As people living with HIV let’s try and get over ourselves for a minute, let’s get out of our bubble and engage others. Let’s engage other patient groups.  Yes we are special but other people are special too and they need services.  If we don’t engage them we will lose out.  So let’s go out and engage them.  If we are asking for peer support let that peer support be peer support that’s reflecting the reality today.  I’ve been to support groups where I’ve wanted to slit my throat and I’m like if I sit here for another minute I’m going to commit suicide.  Please for organisations that are providing peer support let’s look at the relevance of the information that we are providing, the relevance of the capacity that we are providing people, empowering people.

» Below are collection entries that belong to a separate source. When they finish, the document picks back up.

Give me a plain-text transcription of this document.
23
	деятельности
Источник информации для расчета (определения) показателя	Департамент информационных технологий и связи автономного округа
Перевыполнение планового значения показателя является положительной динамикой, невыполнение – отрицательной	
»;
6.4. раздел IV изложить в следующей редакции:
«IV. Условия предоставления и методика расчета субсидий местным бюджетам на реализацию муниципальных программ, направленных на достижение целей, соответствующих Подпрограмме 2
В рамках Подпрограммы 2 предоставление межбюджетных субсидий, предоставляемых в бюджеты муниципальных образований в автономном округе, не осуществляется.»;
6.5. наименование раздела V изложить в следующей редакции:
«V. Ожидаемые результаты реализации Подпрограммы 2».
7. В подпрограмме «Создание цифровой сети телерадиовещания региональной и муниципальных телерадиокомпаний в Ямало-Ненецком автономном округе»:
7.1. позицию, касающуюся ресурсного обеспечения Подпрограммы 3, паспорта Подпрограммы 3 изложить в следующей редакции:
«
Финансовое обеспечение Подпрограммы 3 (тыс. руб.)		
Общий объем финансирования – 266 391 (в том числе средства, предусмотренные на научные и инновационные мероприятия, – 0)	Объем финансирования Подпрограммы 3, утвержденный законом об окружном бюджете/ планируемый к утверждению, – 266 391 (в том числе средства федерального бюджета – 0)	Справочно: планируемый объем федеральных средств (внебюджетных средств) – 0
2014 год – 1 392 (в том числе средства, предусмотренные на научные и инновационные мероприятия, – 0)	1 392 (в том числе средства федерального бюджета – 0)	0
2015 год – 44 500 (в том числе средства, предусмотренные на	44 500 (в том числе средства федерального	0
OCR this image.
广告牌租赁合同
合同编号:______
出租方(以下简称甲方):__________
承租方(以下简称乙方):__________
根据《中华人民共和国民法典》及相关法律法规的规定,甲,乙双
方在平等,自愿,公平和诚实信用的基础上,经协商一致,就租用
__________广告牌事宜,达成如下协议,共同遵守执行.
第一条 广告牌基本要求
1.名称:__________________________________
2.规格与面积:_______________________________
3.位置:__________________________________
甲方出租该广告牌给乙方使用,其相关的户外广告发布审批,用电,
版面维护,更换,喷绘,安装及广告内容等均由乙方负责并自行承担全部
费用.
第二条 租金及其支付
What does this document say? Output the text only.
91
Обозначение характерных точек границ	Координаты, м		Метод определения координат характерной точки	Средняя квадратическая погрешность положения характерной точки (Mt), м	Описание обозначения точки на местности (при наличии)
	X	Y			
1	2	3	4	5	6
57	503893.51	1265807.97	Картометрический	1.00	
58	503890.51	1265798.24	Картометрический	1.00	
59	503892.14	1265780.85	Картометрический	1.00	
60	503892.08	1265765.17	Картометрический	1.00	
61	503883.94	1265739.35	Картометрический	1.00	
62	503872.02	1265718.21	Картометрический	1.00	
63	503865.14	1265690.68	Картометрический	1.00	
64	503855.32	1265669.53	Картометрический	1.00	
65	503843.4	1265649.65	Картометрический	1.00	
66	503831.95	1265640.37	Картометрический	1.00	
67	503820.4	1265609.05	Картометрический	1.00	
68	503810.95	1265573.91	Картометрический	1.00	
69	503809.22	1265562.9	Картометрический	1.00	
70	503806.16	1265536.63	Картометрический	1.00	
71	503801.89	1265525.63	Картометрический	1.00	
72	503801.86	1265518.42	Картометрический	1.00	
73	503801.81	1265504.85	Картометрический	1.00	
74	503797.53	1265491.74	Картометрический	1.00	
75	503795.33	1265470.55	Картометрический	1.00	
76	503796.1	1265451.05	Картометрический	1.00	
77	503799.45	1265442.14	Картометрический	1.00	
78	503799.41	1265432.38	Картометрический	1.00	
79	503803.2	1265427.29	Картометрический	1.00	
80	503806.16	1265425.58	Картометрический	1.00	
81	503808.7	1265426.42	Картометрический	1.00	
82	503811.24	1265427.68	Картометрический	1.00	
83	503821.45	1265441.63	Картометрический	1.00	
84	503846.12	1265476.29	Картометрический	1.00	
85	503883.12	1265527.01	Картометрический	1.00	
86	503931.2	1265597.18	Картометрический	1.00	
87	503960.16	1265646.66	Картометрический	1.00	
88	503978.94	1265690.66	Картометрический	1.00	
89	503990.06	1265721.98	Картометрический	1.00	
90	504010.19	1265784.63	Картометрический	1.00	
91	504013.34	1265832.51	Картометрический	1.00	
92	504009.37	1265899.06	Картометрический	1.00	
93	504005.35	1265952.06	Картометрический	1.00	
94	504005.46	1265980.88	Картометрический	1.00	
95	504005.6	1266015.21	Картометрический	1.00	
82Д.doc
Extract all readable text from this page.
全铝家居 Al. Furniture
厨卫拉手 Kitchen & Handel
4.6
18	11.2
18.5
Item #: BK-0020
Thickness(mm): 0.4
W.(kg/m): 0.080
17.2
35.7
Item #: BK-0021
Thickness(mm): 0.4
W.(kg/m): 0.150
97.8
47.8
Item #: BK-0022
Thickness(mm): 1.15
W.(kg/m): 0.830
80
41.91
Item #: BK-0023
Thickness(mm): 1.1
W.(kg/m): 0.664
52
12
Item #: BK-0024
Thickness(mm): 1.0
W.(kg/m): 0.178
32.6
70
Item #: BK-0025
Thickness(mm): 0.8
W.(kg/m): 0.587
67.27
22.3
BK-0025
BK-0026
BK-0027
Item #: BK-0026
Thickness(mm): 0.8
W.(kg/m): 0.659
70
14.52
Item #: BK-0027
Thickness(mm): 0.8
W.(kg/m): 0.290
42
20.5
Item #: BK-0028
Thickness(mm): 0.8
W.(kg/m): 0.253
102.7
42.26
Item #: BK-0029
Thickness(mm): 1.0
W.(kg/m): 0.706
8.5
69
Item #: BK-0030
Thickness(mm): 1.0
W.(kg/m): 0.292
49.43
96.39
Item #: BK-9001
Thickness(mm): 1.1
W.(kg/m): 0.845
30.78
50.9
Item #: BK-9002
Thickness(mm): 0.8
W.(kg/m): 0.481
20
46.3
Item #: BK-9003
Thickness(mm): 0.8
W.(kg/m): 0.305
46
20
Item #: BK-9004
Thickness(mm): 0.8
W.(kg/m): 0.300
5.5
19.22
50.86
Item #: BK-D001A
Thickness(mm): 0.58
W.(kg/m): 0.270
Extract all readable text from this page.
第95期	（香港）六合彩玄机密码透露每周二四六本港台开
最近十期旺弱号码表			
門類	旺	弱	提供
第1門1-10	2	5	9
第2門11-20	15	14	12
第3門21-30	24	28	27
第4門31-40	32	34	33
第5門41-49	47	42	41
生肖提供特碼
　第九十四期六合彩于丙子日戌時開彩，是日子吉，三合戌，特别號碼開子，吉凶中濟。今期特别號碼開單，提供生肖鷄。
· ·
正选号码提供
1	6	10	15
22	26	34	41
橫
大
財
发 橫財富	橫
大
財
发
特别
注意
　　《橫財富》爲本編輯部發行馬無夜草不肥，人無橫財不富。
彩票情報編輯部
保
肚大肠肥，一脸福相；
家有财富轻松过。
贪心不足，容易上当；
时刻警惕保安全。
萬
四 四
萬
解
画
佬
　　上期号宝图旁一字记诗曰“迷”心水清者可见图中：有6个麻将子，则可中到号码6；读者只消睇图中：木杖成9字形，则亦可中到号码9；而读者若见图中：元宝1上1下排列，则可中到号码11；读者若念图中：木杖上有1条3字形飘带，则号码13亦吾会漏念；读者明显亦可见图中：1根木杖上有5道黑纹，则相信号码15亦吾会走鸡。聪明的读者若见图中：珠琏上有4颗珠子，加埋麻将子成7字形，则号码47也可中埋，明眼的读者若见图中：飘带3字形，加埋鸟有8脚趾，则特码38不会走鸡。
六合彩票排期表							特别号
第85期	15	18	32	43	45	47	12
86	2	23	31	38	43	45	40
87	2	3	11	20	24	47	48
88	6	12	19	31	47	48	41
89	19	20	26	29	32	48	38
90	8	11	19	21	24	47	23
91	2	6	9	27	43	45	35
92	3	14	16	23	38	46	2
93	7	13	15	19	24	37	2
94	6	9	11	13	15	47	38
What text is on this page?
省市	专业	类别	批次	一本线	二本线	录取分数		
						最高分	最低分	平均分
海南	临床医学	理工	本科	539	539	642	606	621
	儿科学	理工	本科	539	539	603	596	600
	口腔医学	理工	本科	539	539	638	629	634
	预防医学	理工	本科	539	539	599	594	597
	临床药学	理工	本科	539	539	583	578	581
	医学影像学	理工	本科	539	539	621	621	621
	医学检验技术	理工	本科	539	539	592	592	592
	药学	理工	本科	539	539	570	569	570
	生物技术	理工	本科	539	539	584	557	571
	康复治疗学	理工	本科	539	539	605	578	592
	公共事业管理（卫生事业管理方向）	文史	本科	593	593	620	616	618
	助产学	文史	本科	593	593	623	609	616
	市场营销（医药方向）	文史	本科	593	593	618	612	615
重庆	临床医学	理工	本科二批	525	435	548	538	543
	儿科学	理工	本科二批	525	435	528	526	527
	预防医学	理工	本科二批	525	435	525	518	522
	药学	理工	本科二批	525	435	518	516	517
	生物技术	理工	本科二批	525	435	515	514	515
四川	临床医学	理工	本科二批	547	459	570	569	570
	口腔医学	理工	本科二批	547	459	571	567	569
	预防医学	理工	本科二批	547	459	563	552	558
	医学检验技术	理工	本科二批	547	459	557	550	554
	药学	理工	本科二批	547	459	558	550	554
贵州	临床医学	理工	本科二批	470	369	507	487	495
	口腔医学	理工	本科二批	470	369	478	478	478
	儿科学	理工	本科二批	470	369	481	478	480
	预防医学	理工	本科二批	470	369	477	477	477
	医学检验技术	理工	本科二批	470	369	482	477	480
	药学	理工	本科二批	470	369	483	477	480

I want to specifically talk to the African community because I'm African just in case you didn’t notice. We have no leadership within the African communities, it’s disappeared with many organisations that have gone before it, people don’t know where to go and black people keep joking, that’s black people.  That’s not a joke!  People are dying still at this particular time and we are the least engaged but the most affected.  We need to go back to basics.  When I say basics we all need to play our part.  What is it in your capacity, what is it that you can do?  We need to value the experience of people living with HIV that’s starting with GPs.  One time I went to my GP that’s not very long ago, two months ago actually, my GP wasn’t there saw another GP told them my bone hurts, I’m getting old, this experience of living with HIV for a long time, medication and all of this and the GP goes, “You’re a doctor then are you?” and I thought living with HIV for 30 years that experience gives me permission to tell you exactly what I know because I live with this HIV every day and that’s my doctorate, but it is that where people don’t feel valued where they go.  We need to go back to basics.  Once people feel valued, once people feel empowered, once people feel that they’re not a problem they’re not about the problem they are also the solution, that they are the solution, then they’ll start to act, but as Gary said not everybody as a person living with HIV is going to become an activist but we still need to find out what is it that actually interests them, what is the pathway?  For me the pathway was about treatment literacy.  Treatment literacy empowered me and that’s why I’m still speaking now.  That’s why I haven’t shut up about HIV and that’s why I still feel that it’s important for every patient, HIV patient, to know about their treatment so that they can be able to take it.

There’s so much that has been spoken and I didn’t want to repeat it so I came here very much on a personal mission. People living with HIV are important, we know that, how does that translate in actually valuing them, empowering them to do the work that they need to do?  How do we get more activists empowered throughout all the communities, throughout all the age brackets?  How do we get to do that?  If somebody tells me that there isn’t money I might throw something at them because there is money.  Let’s make it work for us.  Thank you.